Mon, 29 Apr 2024

 

Coastal road to be completed in eight years, cost N4b per Km – FG
 
By: Abara Blessing Oluchi
Fri, 12 Apr 2024   ||   Nigeria,
 

The Minister of Works Dave Umahi says the Lagos-Calabar coastal road construction will take eight years and cost N4bn per kilometre.

Umahi spoke on Thursday while fielding questions about the project on Channels Television’s The Morning Brief.

“We are looking at eight years in the life tenure of Mr President [Bola Tinubu],” he said.

The minister said each kilometre of the coastal road would cost N4b but said the government’s prudence made that possible.

“You know, there are other projects not awarded by me that are also going for about N4 billion per kilometre,” the former lawmaker explained.

“So, I will pride myself, to the glory of God, that this project is the most prudent project that I’m starting. Other projects I made, we are reviewing, we are fighting, and we’re trying to review, the cost,” he said.

Umahi, however, said the cost is a tentative one.

“Well, I cannot sign my signature on that because it can come down, it can go up,” the minister said.

But there are plans to recoup the money via tolling, according to the minister.

“Let me leave out the infrastructure along the corridor. Let me just concentrate on the tolls and I put 50,000 vehicles as an average passage on these toll points per day,” Umahi said on the breakfast show.

“I put N3,000 as an average cost. N3,000 because the cars could be like N1,500, and the big trucks could be like N5,000,” he said. “So, we put an average”.

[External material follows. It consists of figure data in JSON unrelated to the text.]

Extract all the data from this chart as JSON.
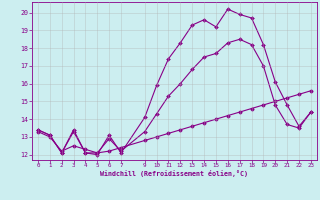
{
  "xlabel": "Windchill (Refroidissement éolien,°C)",
  "background_color": "#cceef0",
  "grid_color": "#b0b0b0",
  "line_color": "#880088",
  "xlim": [
    -0.5,
    23.5
  ],
  "ylim": [
    11.7,
    20.6
  ],
  "xticks": [
    0,
    1,
    2,
    3,
    4,
    5,
    6,
    7,
    9,
    10,
    11,
    12,
    13,
    14,
    15,
    16,
    17,
    18,
    19,
    20,
    21,
    22,
    23
  ],
  "yticks": [
    12,
    13,
    14,
    15,
    16,
    17,
    18,
    19,
    20
  ],
  "line1_x": [
    0,
    1,
    2,
    3,
    4,
    5,
    6,
    7,
    9,
    10,
    11,
    12,
    13,
    14,
    15,
    16,
    17,
    18,
    19,
    20,
    21,
    22,
    23
  ],
  "line1_y": [
    13.4,
    13.1,
    12.1,
    13.4,
    12.1,
    12.0,
    13.1,
    12.1,
    14.1,
    15.9,
    17.4,
    18.3,
    19.3,
    19.6,
    19.2,
    20.2,
    19.9,
    19.7,
    18.2,
    16.1,
    14.8,
    13.6,
    14.4
  ],
  "line2_x": [
    0,
    1,
    2,
    3,
    4,
    5,
    6,
    7,
    9,
    10,
    11,
    12,
    13,
    14,
    15,
    16,
    17,
    18,
    19,
    20,
    21,
    22,
    23
  ],
  "line2_y": [
    13.3,
    13.0,
    12.2,
    12.5,
    12.3,
    12.1,
    12.2,
    12.4,
    12.8,
    13.0,
    13.2,
    13.4,
    13.6,
    13.8,
    14.0,
    14.2,
    14.4,
    14.6,
    14.8,
    15.0,
    15.2,
    15.4,
    15.6
  ],
  "line3_x": [
    0,
    1,
    2,
    3,
    4,
    5,
    6,
    7,
    9,
    10,
    11,
    12,
    13,
    14,
    15,
    16,
    17,
    18,
    19,
    20,
    21,
    22,
    23
  ],
  "line3_y": [
    13.4,
    13.1,
    12.1,
    13.3,
    12.1,
    12.1,
    12.9,
    12.2,
    13.3,
    14.3,
    15.3,
    16.0,
    16.8,
    17.5,
    17.7,
    18.3,
    18.5,
    18.2,
    17.0,
    14.8,
    13.7,
    13.5,
    14.4
  ]
}
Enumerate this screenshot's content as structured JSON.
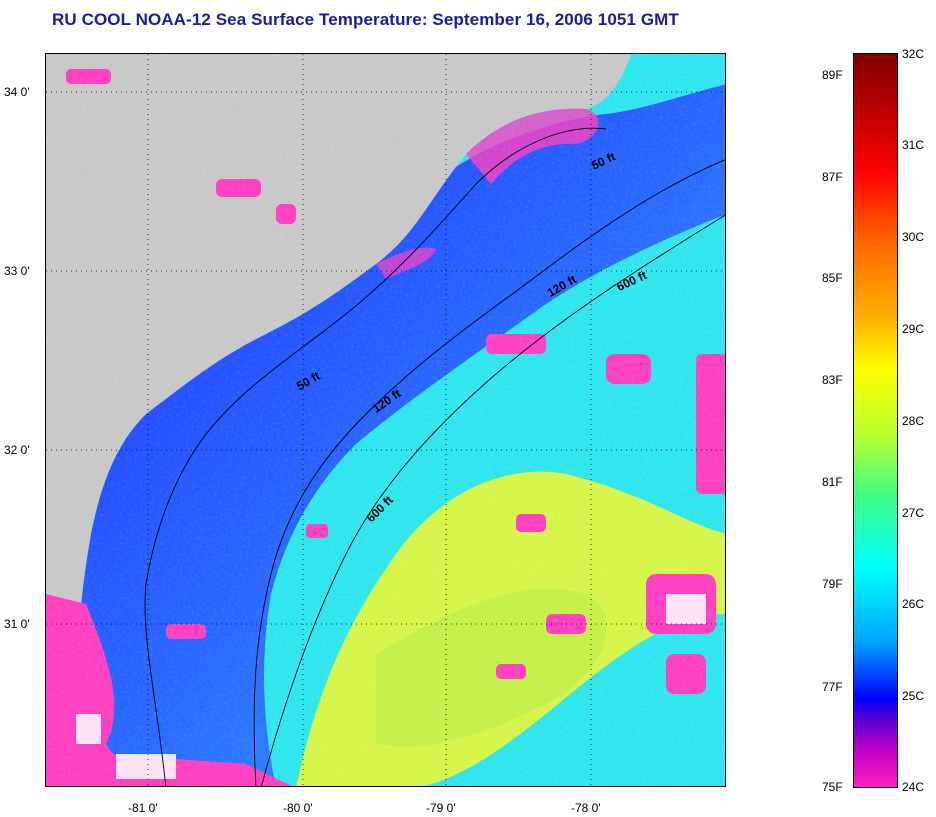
{
  "title": "RU COOL  NOAA-12  Sea Surface Temperature:  September 16, 2006 1051 GMT",
  "map": {
    "lat_labels": [
      "34 0'",
      "33 0'",
      "32 0'",
      "31 0'"
    ],
    "lon_labels": [
      "-81 0'",
      "-80 0'",
      "-79 0'",
      "-78 0'"
    ],
    "isobath_labels": [
      "50 ft",
      "50 ft",
      "120 ft",
      "120 ft",
      "600 ft",
      "600 ft"
    ],
    "colors": {
      "land": "#c8c8c8",
      "cold_shelf": "#1540ff",
      "mid_shelf": "#2f8fff",
      "warm_gulfstream": "#d8ff40",
      "cyan_water": "#30e6ee",
      "cloud_mask": "#ff40c0"
    }
  },
  "colorbar": {
    "celsius": [
      "32C",
      "31C",
      "30C",
      "29C",
      "28C",
      "27C",
      "26C",
      "25C",
      "24C"
    ],
    "fahrenheit": [
      "89F",
      "87F",
      "85F",
      "83F",
      "81F",
      "79F",
      "77F",
      "75F"
    ]
  }
}
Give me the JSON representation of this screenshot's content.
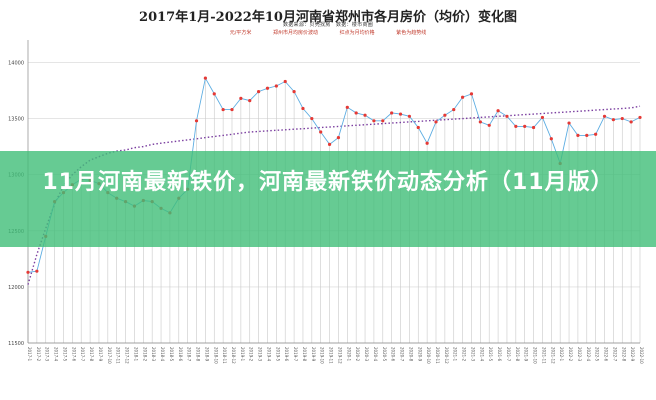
{
  "page": {
    "overlay_headline": "11月河南最新铁价，河南最新铁价动态分析（11月版）",
    "banner_color": "#3fbf78"
  },
  "chart_data": {
    "type": "line",
    "title": "2017年1月-2022年10月河南省郑州市各月房价（均价）变化图",
    "source_line": "数据来源：贝壳找房　数据：楼市商圈",
    "legend": [
      "元/平方米",
      "郑州市月均房价波动",
      "红点为月均价格",
      "紫色为趋势线"
    ],
    "ylim": [
      11500,
      14200
    ],
    "yticks": [
      11500,
      12000,
      12500,
      13000,
      13500,
      14000
    ],
    "grid": true,
    "series": [
      {
        "color": "#e53935",
        "values": [
          12130,
          12140,
          12450,
          12760,
          12840,
          12910,
          12960,
          12950,
          12920,
          12840,
          12790,
          12760,
          12720,
          12770,
          12760,
          12700,
          12660,
          12790,
          12870,
          13480,
          13860,
          13720,
          13580,
          13580,
          13680,
          13660,
          13740,
          13770,
          13790,
          13830,
          13740,
          13590,
          13500,
          13380,
          13270,
          13330,
          13600,
          13550,
          13530,
          13480,
          13480,
          13550,
          13540,
          13520,
          13420,
          13280,
          13470,
          13530,
          13580,
          13690,
          13720,
          13470,
          13440,
          13570,
          13520,
          13430,
          13430,
          13420,
          13510,
          13320,
          13100,
          13460,
          13350,
          13350,
          13360,
          13520,
          13490,
          13500,
          13470,
          13510
        ]
      },
      {
        "color": "#7b3fa0",
        "values": [
          12020,
          12290,
          12520,
          12740,
          12900,
          13000,
          13070,
          13130,
          13160,
          13190,
          13210,
          13220,
          13240,
          13250,
          13270,
          13280,
          13290,
          13300,
          13310,
          13320,
          13330,
          13340,
          13350,
          13360,
          13370,
          13380,
          13385,
          13390,
          13395,
          13400,
          13405,
          13410,
          13415,
          13420,
          13425,
          13430,
          13435,
          13440,
          13445,
          13450,
          13455,
          13460,
          13465,
          13470,
          13475,
          13480,
          13485,
          13490,
          13495,
          13500,
          13505,
          13510,
          13515,
          13520,
          13525,
          13530,
          13535,
          13540,
          13545,
          13550,
          13555,
          13560,
          13565,
          13570,
          13575,
          13580,
          13585,
          13590,
          13595,
          13610
        ]
      }
    ],
    "x_first": "2017年1月",
    "x_last": "2022年10月"
  }
}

“In 15 years, you make back the money,” he said, dismissing calls that the cost budgeted for the road was high.

He said there will be security at the toll gates and also some facilities like filling stations.

“At every point of tolling, we also have toll station where we have a kind of relief activities: the restaurants, filling stations, parking lots, and so on and so forth,” Umahi said.

“So, people will now have confidence. In these sections, we intend to put CCTV all through.”